Il segnale di ieri mattina è inequivocabile: la Lega si è astenuta su un ordine del giorno del Partito democratico facendo andare il governo in minoranza.
L’argomento erano il patto di stabilità e i bilanci degli enti locali: il Pd proponeva che dal calcolo venissero escluse le spese per gli investimenti. Una richiesta che Silvio Berlusconi ha più volte avanzato ai partner europei e che il Carroccio ha rispolverato in questi giorni dopo la deroga concessa al Comune di Roma dal decreto anticrisi. «Un chiaro segnale al governo», ha esplicitato Roberto Cota, capogruppo leghista alla Camera.
La sua successiva precisazione che «il governo sta facendo bene e noi vogliamo pungolarlo a fare sempre meglio» non toglie nulla alla brutta figura rimediata dall’esecutivo a Montecitorio.
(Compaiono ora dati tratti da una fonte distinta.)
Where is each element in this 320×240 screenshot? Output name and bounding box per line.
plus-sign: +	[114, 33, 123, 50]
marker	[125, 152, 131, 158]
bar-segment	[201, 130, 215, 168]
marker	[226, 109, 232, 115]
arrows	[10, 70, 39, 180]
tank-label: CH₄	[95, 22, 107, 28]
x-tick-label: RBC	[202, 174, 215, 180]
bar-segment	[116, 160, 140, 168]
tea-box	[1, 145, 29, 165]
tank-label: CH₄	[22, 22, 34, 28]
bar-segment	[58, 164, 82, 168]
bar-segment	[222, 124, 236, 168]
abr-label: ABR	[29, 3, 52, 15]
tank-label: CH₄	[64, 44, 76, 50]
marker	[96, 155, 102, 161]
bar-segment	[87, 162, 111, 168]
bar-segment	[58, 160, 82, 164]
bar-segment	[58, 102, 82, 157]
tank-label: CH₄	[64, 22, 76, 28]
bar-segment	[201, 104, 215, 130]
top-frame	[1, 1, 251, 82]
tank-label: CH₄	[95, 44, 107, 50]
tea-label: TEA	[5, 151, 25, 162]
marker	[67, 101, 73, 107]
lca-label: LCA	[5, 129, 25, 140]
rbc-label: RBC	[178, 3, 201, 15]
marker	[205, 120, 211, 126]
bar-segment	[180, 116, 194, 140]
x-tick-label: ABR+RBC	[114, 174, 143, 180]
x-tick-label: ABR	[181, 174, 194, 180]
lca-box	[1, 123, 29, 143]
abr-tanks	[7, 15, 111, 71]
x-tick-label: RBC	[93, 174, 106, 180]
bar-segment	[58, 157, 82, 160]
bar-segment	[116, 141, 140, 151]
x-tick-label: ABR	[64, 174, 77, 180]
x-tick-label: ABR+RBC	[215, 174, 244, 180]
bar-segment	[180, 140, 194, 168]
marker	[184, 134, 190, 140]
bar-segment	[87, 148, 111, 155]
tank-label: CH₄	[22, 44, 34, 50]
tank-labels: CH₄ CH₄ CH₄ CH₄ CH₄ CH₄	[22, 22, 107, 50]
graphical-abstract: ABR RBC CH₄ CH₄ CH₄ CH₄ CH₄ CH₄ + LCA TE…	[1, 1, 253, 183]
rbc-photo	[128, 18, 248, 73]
E le parole del ministro Giulio Tremonti secondo cui «i rapporti con la Lega sono straordinariamente buoni» non aggiungono niente di nuovo. I padani non faranno cadere il governo, intendono però tenerlo a briglia corta. Perché a loro volta anche Umberto Bossi e i suoi sono tenuti sotto pressione dal Nord.
Non è più il tempo delle rivendicazioni leghiste, nessuno parla più di secessione, di rivolte, di fucili pronti o di nuove marce su Roma. Bravehart è un mito dimenticato. Il Nord, la locomotiva d’Italia, sta frenando sotto i colpi della crisi. L’auto crolla assieme alla produzione industriale, gli uffici del lavoro sono presi d’assalto, le autostrade sono incredibilmente scorrevoli perché le merci non circolano più. Il cosiddetto “popolo delle partite Iva” arranca sotto il tallone degli studi di settore. È un malessere che travalica la Lega, che unisce elettori di destra e sinistra, operai e colletti bianchi, imprenditori e dipendenti.
Dieci mesi fa questo magma ha votato il Popolo delle libertà sperando di avere un peso decisionale più elevato delle briciole lasciate dall’esecutivo di Romano Prodi. Invece è piombata la crisi economica e finanziaria, e con essa una raffica di delusioni. In Alitalia è entrata Air France, e il ruolo degli aeroporti del Nord (non si tratta soltanto di Malpensa e Linate, ma anche del futuro di Torino, Bergamo-Orio, Verona e Venezia-Tessera, terzo scalo italiano) è tutto da disegnare. Artigiani e commercianti hanno chiesto, a buon diritto, la revisione degli studi di settore e si trovano invece un Tremonti granitico. Un crescente movimento trasversale aveva importo il federalismo fiscale come una necessità e una priorità, ricevendo precise garanzie di tempi e contenuti; viceversa il progetto legislativo arranca in Parlamento.
La campagna elettorale è stata vinta anche su questioni come la lotta agli sprechi e alle cattive gestioni contabili delle periferie, ed ecco che il governo (sia chiaro, anche con il voto della Lega) concede al Comune di Roma di sforare per due anni il patto di stabilità. Le amministrazioni locali, anche quelle attente al pareggio del bilancio, sono state penalizzate dal taglio dell’Ici e ora sempre più sindaci chiedono di sforare a loro volta quei vincoli e addirittura di trattenere sul territorio il 20% del gettito Irpef.
La Lega si sente sul collo il fiato di questo elettorato, insofferente ai ritmi della politica. E quando il Carroccio tenta di riprendere visibilità introducendo la tassa sul permesso di soggiorno, il presidente del Consiglio in persona assicura che lui per primo ha detto no alla proposta. Dietro alle tensioni del governo e alla necessità di imporre la fiducia al decreto anticrisi, c’è anche tutta questa insoddisfazione.